El panorama político de Estados Unidos atraviesa una transformación ideológica marcada por la emergencia de los socialistas democráticos. En el centro de este cambio se encuentra Zohran Mamdani, el alcalde de Nueva York, quien ha propuesto un nuevo relato sobre la identidad nacional y el propósito del país, alejándose tanto del nacionalismo derechista como del purismo académico.
Mamdani no basó su ascenso electoral en las narrativas restrictivas de los movimientos denominados "woke", que a menudo se centran en elevar a grupos específicos a la condición de oprimidos sin movilizar a la mayoría. En su lugar, centró su campaña en problemas locales y en la atención a los sectores más desfavorecidos. Sus propuestas principales incluyen la implementación de guarderías y transporte público gratuitos, el establecimiento de controles de alquileres y la garantía de servicios sanitarios accesibles para la población.
Durante la celebración del 250.º aniversario de la Declaración de Independencia, el alcalde de Nueva York presentó una visión global sobre lo que significa el excepcionalismo estadounidense. Mamdani cuestionó la idea de que Estados Unidos sea excepcional debido a su riqueza, fuerza o poder. Para él, la verdadera excepcionalidad del país reside en que nada está fijado para siempre y en que la tarea de hacer realidad los valores consagrados en la Declaración de Independencia es un proceso permanente que pertenece a todos los ciudadanos, incluyendo especialmente a los inmigrantes recién naturalizados.
Esta visión ha provocado una reacción frontal por parte del sector derechista. El expresidente Donald Trump, en un discurso pronunciado el mismo 4 de julio, calificó al comunismo como una "amenaza mortal para la libertad estadounidense". Según Trump, este peligro representa la mayor amenaza contra la nación, situándola por encima de eventos como la Primera y Segunda Guerra Mundial, el ataque a Pearl Harbor o los atentados del 11 de septiembre.
Sin embargo, Mamdani también ha enfrentado críticas desde sectores de la izquierda radical. La revista Jacobin, por ejemplo, cuestionó sus elogios hacia la Declaración de Independencia y la Constitución de los Estados Unidos.
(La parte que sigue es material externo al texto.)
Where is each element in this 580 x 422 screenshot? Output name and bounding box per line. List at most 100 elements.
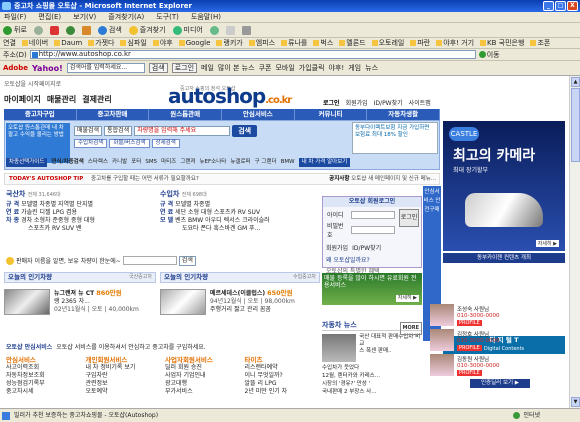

En un comentario titulado con un llamado a "quemar otra vez la Constitución", la publicación argumentó que dicho documento no impidió el ascenso de Trump, sino que lo hizo posible. Estos críticos señalan que la Constitución fue redactada por una élite oligárquica, como George Washington, con el fin de limitar la influencia popular mediante mecanismos como el Colegio Electoral y protegiendo, en sus inicios, la esclavitud.
Desde la perspectiva del filósofo Slavoj Žižek, este conflicto refleja la desintegración del relato unificador del Occidente liberal-democrático que Francis Fukuyama había formulado en los años noventa como el "fin de la historia". Tras el año 2001, este relato fue sustituido por un pragmatismo brutal y el ascenso de un nacionalismo racista que presenta al Occidente cristiano como una civilización amenazada por inmigrantes y activistas.
Žižek sostiene que la propuesta de Mamdani constituye una "ideología en el buen sentido". Al presentar a Estados Unidos como un lugar lo suficientemente fuerte como para aceptar y brindar oportunidades a los pobres, explotados y oprimidos del mundo, el alcalde desarticula la narrativa derechista que ve lo foráneo como una amenaza. Bajo esta óptica, la apertura a los inmigrantes no es un peligro para la identidad estadounidense, sino la fuente misma de su prosperidad y esperanza.
Mientras algunos sectores insisten en que el sueño americano es una falsedad y que la opresión de las minorías y las clases bajas es constante, la visión de Mamdani busca movilizar a millones de personas. Al convertir a los recién llegados en los agentes auténticos del sueño americano, el alcalde de Nueva York posiciona a los socialistas democráticos como los verdaderos patriotas estadounidenses, enfrentando así la visión de los populistas derechistas.